LAAF: Logic-layer Automated Attack Framework A Systematic Red-Teaming Methodology for LPCI Vulnerabilities in Agentic Large Language Model Systems

Hammad Atta,Ken Huang,Kyriakos Rock Lambros,Yasir Mehmood,Zeeshan Baig,Mohamed Abdur Rahman,Manish Bhatt,M. Aziz Ul Haq,Muhammad Aatif,Nadeem Shahzad,Kamal Noor,Vineeth Sai Narajala,Hazem Ali,Jamel Abed

Agentic LLM systems equipped with persistent memory, RAG pipelines, and external tool connectors face a class of attacks - Logic-layer Prompt Control Injection (LPCI) - for which no automated red-teaming instrument existed. We present LAAF (Logic-layer Automated Attack Framework), the first automated red-teaming framework to combine an LPCI-specific technique taxonomy with stage-sequential seed escalation - two capabilities absent from existing tools: Garak lacks memory-persistence and cross-session triggering; PyRIT supports multi-turn testing but treats turns independently, without seeding each stage from the prior breakthrough. LAAF provides: (i) a 49-technique taxonomy spanning six attack categories (Encoding~11, Structural~8, Semantic~8, Layered~5, Trigger~12, Exfiltration~5; see Table 1), combinable across 5 variants per technique and 6 lifecycle stages, yielding a theoretical maximum of 2,822,400 unique payloads ($49 \times 5 \times 1{,}920 \times 6$; SHA-256 deduplicated at generation time); and (ii) a Persistent Stage Breaker (PSB) that drives payload mutation stage-by-stage: on each breakthrough, the PSB seeds the next stage with a mutated form of the winning payload, mirroring real adversarial escalation.

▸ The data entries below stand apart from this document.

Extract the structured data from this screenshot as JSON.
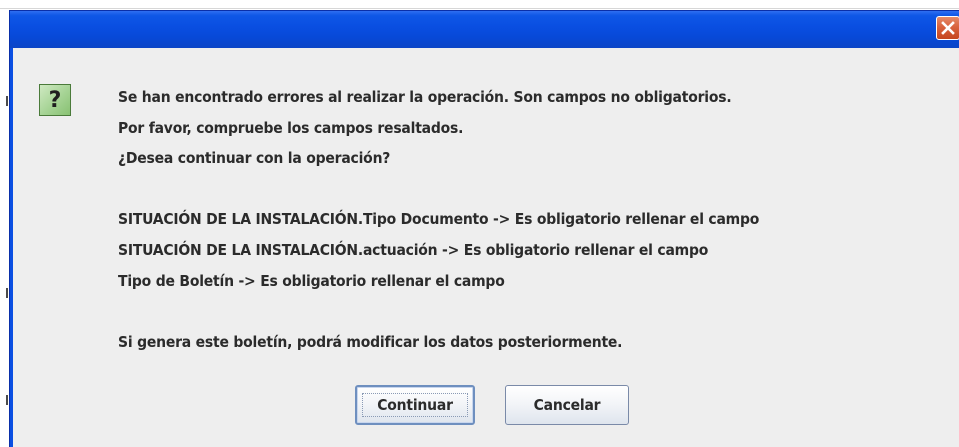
{
  "dialog": {
    "title": "",
    "icon": "question-icon",
    "icon_glyph": "?",
    "message_lines": [
      "Se han encontrado errores al realizar la operación. Son campos no obligatorios.",
      "Por favor, compruebe los campos resaltados.",
      "¿Desea continuar con la operación?",
      "",
      "SITUACIÓN DE LA INSTALACIÓN.Tipo Documento  ->  Es obligatorio rellenar el campo",
      "SITUACIÓN DE LA INSTALACIÓN.actuación  ->  Es obligatorio rellenar el campo",
      "Tipo de Boletín  ->  Es obligatorio rellenar el campo",
      "",
      "Si genera este boletín, podrá modificar los datos posteriormente."
    ],
    "buttons": {
      "continue_label": "Continuar",
      "cancel_label": "Cancelar"
    }
  },
  "colors": {
    "titlebar": "#0a4fe2",
    "close_button": "#d9623e",
    "dialog_background": "#eeeeee",
    "icon_green": "#a5d394"
  }
}
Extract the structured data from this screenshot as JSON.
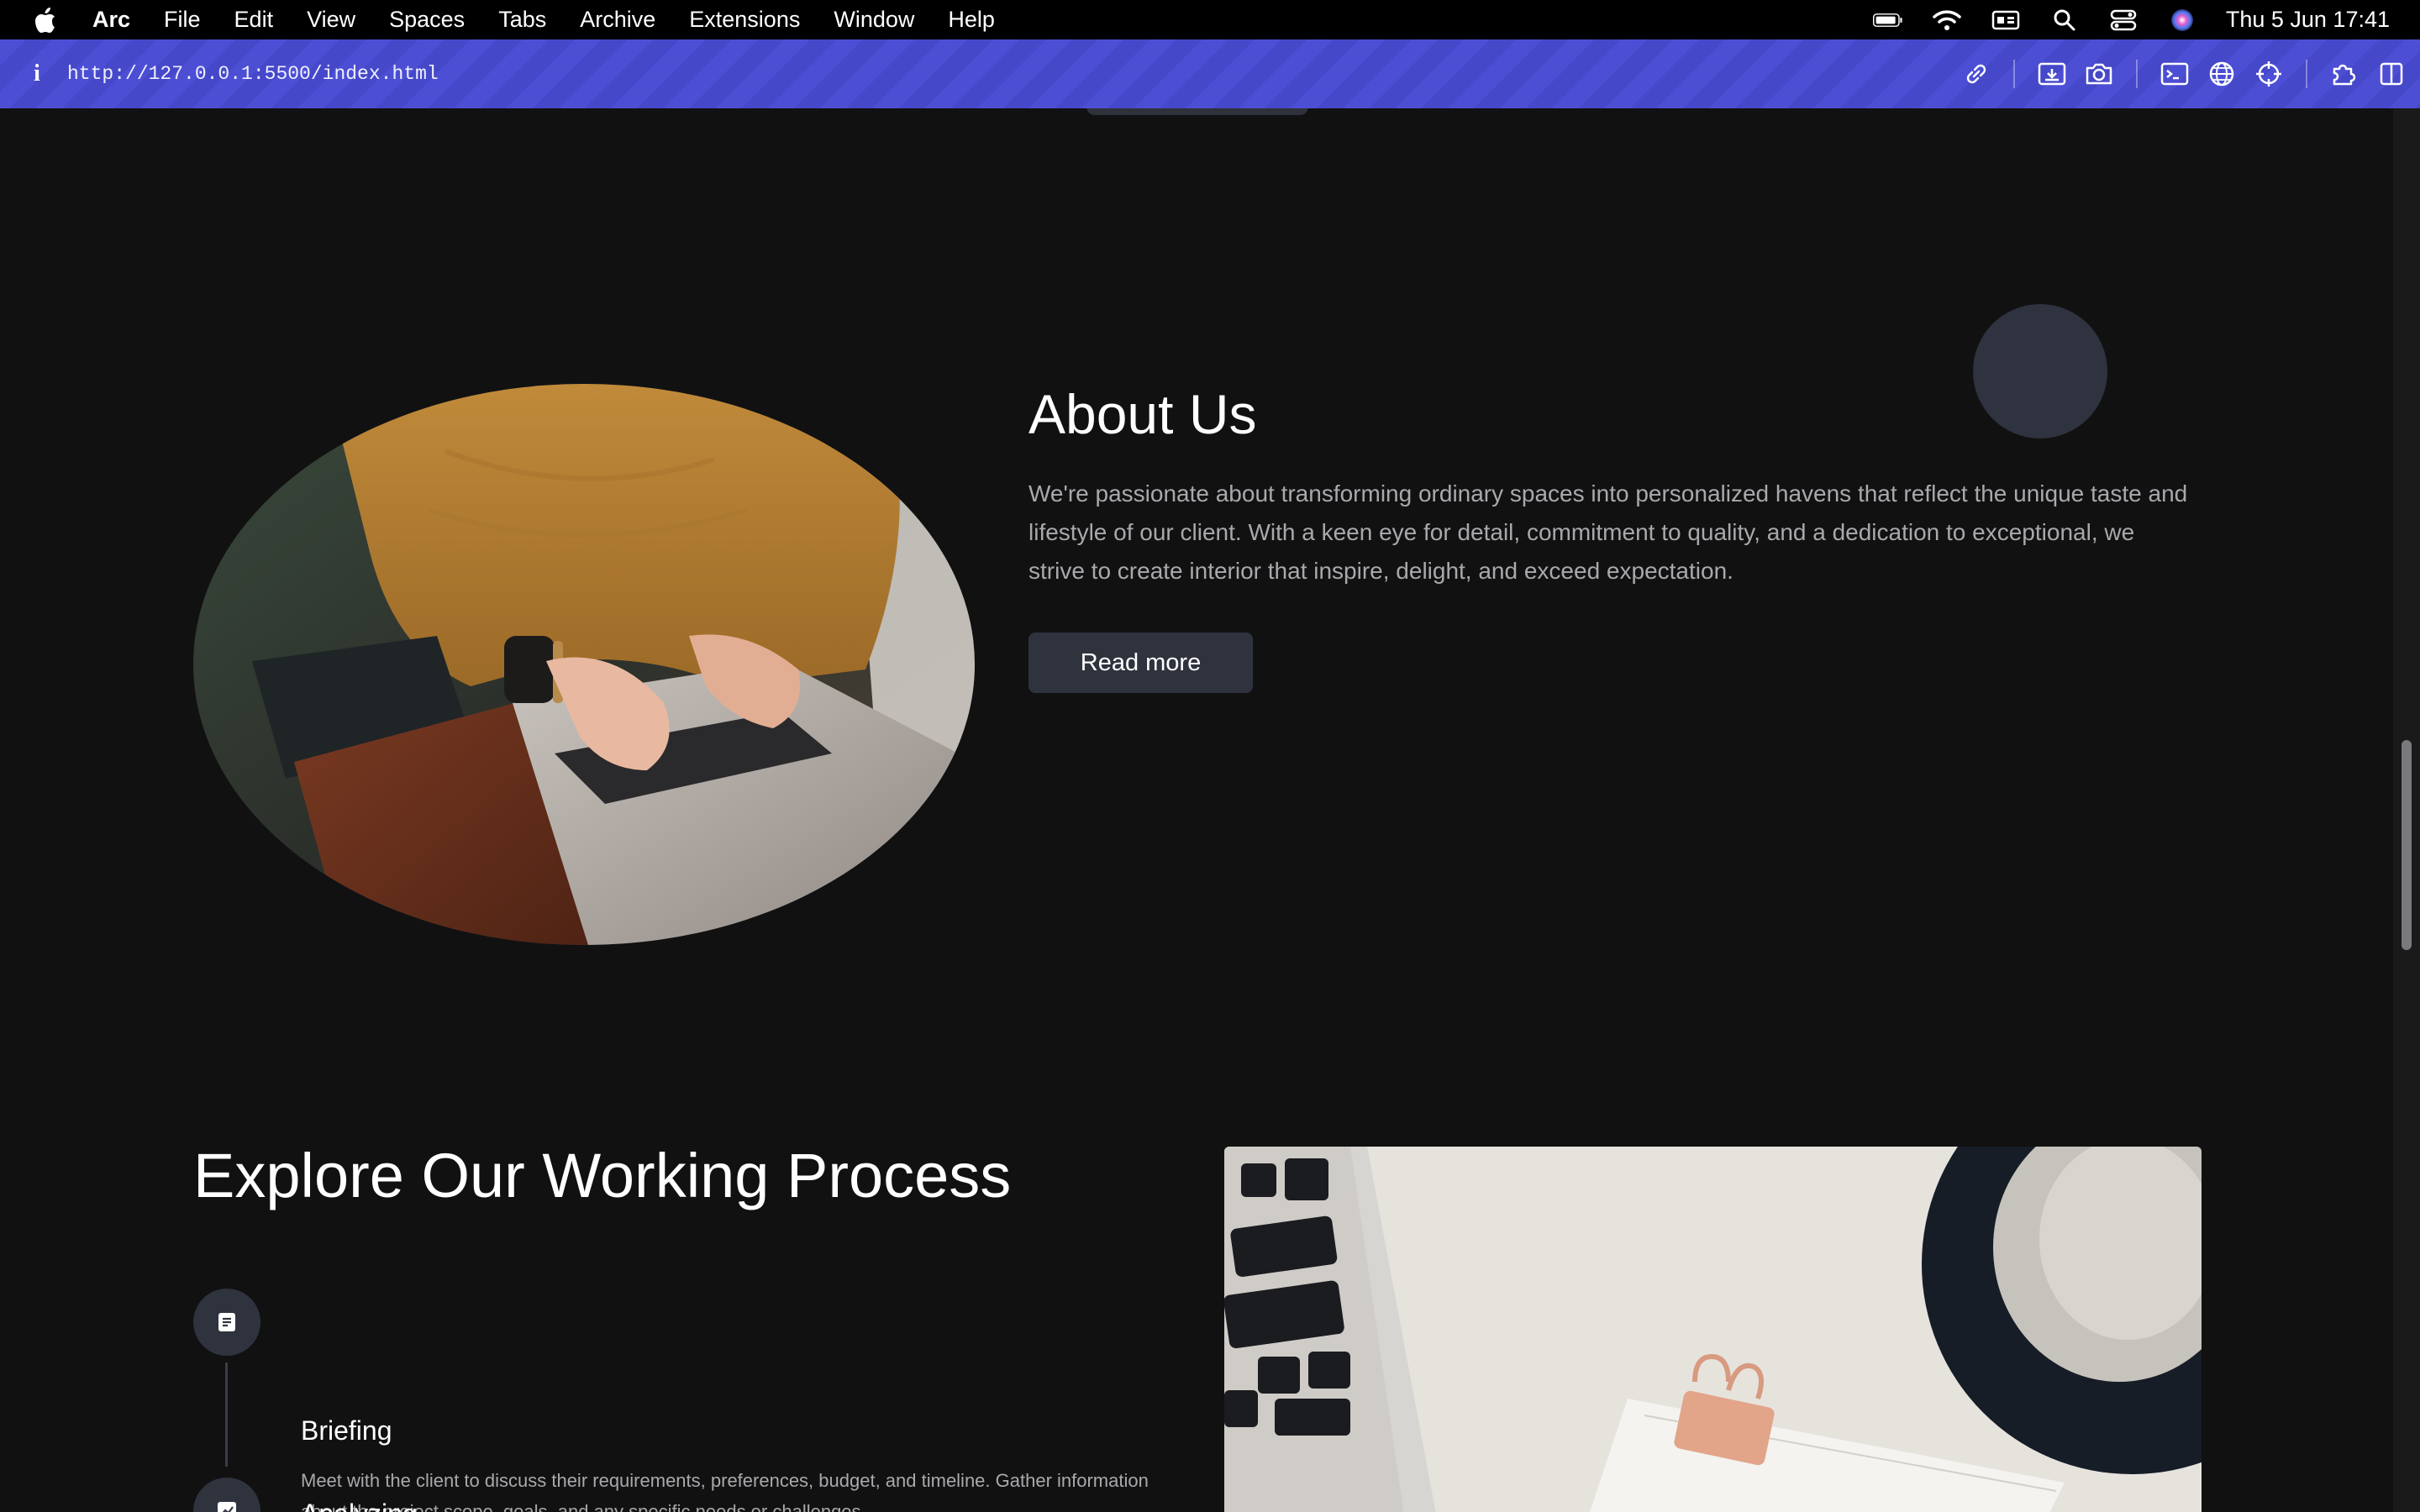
{
  "menubar": {
    "app_name": "Arc",
    "items": [
      "File",
      "Edit",
      "View",
      "Spaces",
      "Tabs",
      "Archive",
      "Extensions",
      "Window",
      "Help"
    ],
    "clock": "Thu 5 Jun  17:41"
  },
  "browser": {
    "url": "http://127.0.0.1:5500/index.html",
    "accent_color": "#4c4fd4"
  },
  "about": {
    "title": "About Us",
    "text": "We're passionate about transforming ordinary spaces into personalized havens that reflect the unique taste and lifestyle of our client. With a keen eye for detail, commitment to quality, and a dedication to exceptional, we strive to create interior that inspire, delight, and exceed expectation.",
    "button_label": "Read more"
  },
  "process": {
    "title": "Explore Our Working Process",
    "steps": [
      {
        "title": "Briefing",
        "description": "Meet with the client to discuss their requirements, preferences, budget, and timeline. Gather information about the project scope, goals, and any specific needs or challenges.",
        "icon": "document-icon"
      },
      {
        "title": "Analyzing",
        "icon": "chart-icon"
      }
    ]
  }
}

Evaluation on five production LLM platforms across three independent runs demonstrates that LAAF achieves higher stage-breakthrough efficiency than single-technique random testing, with a mean aggregate breakthrough rate of 84\% (range 83--86\%) and platform-level rates stable within 17 percentage points across runs. Layered combinations and semantic reframing are the highest-effectiveness technique categories, with layered payloads outperforming encoding on well-defended platforms.

翻译：配备持久化记忆、RAG流水线与外部工具连接器的智能体大语言模型系统面临一类新型攻击——逻辑层提示控制注入（LPCI），而此前尚无针对此类漏洞的自动化红队测试工具。本文提出LAAF（逻辑层自动化攻击框架），这是首个将LPCI专用技术分类体系与阶段递进式种子升级相结合的自动化红队测试框架，其具备现有工具所缺失的两项核心能力：Garak缺乏持久化记忆与跨会话触发机制；PyRIT虽支持多轮测试但将各轮次独立处理，未能基于前序突破点生成后续阶段的测试种子。LAAF提供：（1）涵盖六类攻击维度（编码类~11、结构类~8、语义类~8、分层类~5、触发类~12、渗出类~5；详见表1）的49项技术分类体系，每项技术可结合5种变体与6个生命周期阶段，理论最多可生成2,822,400种独特载荷（$49 \times 5 \times 1{,}920 \times 6$；生成阶段通过SHA-256去重）；（2）持久化阶段突破器（PSB）实现载荷的逐阶段演化：每次突破后，PSB会将获胜载荷的变异形式作为下一阶段的测试种子，模拟真实攻击的升级过程。在五个生产级LLM平台上进行的三轮独立评估表明，相较于单技术随机测试，LAAF具有更高的阶段突破效率，平均综合突破率达84%（区间83-86%），各平台突破率在三次实验中的波动幅度稳定在17个百分点内。分层组合与语义重构是最高效的技术类别，在防御完善的平台上分层载荷的表现显著优于编码类攻击。